Diagnosing Swollen Cat Glands

The cat glands that are most susceptible to swelling are the lymph glands. Lymph nodes are present all over the body and the location of lymph node swelling often determines the type of condition present. The cause of lymph node swelling may be attributed to internal tumors, viral infections such as feline immunodeficiency virus or diseases like ehrlichiosis. Lymph node or cat gland swelling may be first detected during a clinical diagnosis of other symptoms exhibited.

Symptoms Associated with Gland Swelling Include:

  • Weight loss
  • Diarrhea
  • Lack of appetite
  • Respiratory illnesses
  • Fluid accumulation
  • Discharge
  • Increased urination and thirst
  • Skin and eye infections
  • Anemia

Other Symptoms

Since the symptoms vary according to the cause of swelling, it's important to inform the vet if anything out of the ordinary develops. Cats commonly suffering from lymphoma exhibit clinical symptoms associated with the type of lymphoma present. Multicentric lymphoma, mediastinal lymphoma and alimentary lymphoma are the 3 types of lymphoma that affect cats. If the cat is suffering from ehrlichiosis, he may exhibit symptoms such as fever, joint pain and eye infection.

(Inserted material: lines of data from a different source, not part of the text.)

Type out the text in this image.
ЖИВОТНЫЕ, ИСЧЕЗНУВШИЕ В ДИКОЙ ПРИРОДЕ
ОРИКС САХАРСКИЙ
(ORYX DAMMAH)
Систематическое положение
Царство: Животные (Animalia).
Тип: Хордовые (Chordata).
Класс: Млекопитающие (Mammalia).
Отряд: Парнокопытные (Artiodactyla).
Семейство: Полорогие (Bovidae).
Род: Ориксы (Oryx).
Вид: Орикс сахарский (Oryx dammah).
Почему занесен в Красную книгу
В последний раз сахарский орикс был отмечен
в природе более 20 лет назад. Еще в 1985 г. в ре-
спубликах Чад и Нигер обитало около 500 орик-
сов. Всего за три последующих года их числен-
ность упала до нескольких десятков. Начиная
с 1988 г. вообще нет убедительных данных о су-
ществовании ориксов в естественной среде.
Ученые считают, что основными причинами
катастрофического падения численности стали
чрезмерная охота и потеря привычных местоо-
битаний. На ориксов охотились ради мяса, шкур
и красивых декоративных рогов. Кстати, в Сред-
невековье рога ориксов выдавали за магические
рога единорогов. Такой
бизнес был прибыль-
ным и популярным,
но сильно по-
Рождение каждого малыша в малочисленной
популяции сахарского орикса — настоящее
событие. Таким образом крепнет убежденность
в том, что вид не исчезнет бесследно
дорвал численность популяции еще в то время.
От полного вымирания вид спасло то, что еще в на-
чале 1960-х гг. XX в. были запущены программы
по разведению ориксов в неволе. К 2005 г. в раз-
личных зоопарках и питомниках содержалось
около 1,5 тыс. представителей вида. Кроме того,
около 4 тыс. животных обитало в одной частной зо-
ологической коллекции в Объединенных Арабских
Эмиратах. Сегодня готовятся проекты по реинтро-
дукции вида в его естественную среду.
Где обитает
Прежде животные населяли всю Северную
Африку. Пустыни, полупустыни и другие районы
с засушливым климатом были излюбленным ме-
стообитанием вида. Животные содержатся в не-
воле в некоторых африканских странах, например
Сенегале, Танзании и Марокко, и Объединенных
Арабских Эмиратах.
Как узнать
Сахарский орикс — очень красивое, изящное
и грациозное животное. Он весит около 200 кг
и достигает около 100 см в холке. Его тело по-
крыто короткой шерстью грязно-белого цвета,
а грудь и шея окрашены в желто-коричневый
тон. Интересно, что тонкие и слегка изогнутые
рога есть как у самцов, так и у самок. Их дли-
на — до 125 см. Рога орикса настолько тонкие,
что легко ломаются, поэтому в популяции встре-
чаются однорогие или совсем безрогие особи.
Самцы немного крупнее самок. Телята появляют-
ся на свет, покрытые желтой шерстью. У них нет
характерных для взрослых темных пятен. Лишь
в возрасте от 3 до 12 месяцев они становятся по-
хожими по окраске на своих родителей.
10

Diagnosis of Gland Swelling in Cats

The vet will perform a complete physical examination of the cat and detect the presence of swollen lymph nodes around the body. An abdominal palpation will reveal accumulation of fluid in the abdomen or internal swelling. The vet will also evaluate the cat's medical history and examine accompanying clinical symptoms present. A complete blood count test will detect any abnormalities present in the components of blood. The vet will then perform x-rays and ultrasounds to diagnose internal tumors and abnormalities in the organs. Tumors are subjected to fine needle aspirate tests, surgical extraction and biopsy. If the location of the tumor is unsuitable for extraction, the vet may perform fine needle aspirate tests to confirm cancer.

Other Diagnostic Tests

Since lymph node swelling is a symptom of viral diseases such as feline immunodeficiency virus (FIV), the vet will conduct antibody tests to determine the presence of antibodies produced by the cat's immune system. However, since antibody tests don't differentiate active infection from previous exposure, newer tests such as polymerase chain reaction (PCR) tests are preferred. A PCR test will detect the presence of certain strains of viral and bacterial infections present in the sample taken from the cat. Samples should be handled with caution to prevent external contamination. PCR tests also provide quick results which enable early treatment. Some tests are often conducted under anesthesia, to prevent pain and discomfort caused during diagnostic testing.

Treatment of Swollen Cat Glands

The treatment is administered according to the disease or condition detected during diagnosis. Lymphomas are usually treated with chemotherapy and surgery. Radiation therapy is also used to slow the progress of cancer. Pets suffering from FIV are administered medication to treat secondary bacterial infections. Supportive care is necessary for severely ill cats. Although many causes of swollen cat glands cannot be prevented, pet owners should vaccinate cats routinely. It's also important to keep sick pets away from healthy cats living in the same household.

The response to treatment of swollen cat glands varies in individual pets. Follow up vet checks are necessary to determine disease progression and alter the treatment accordingly.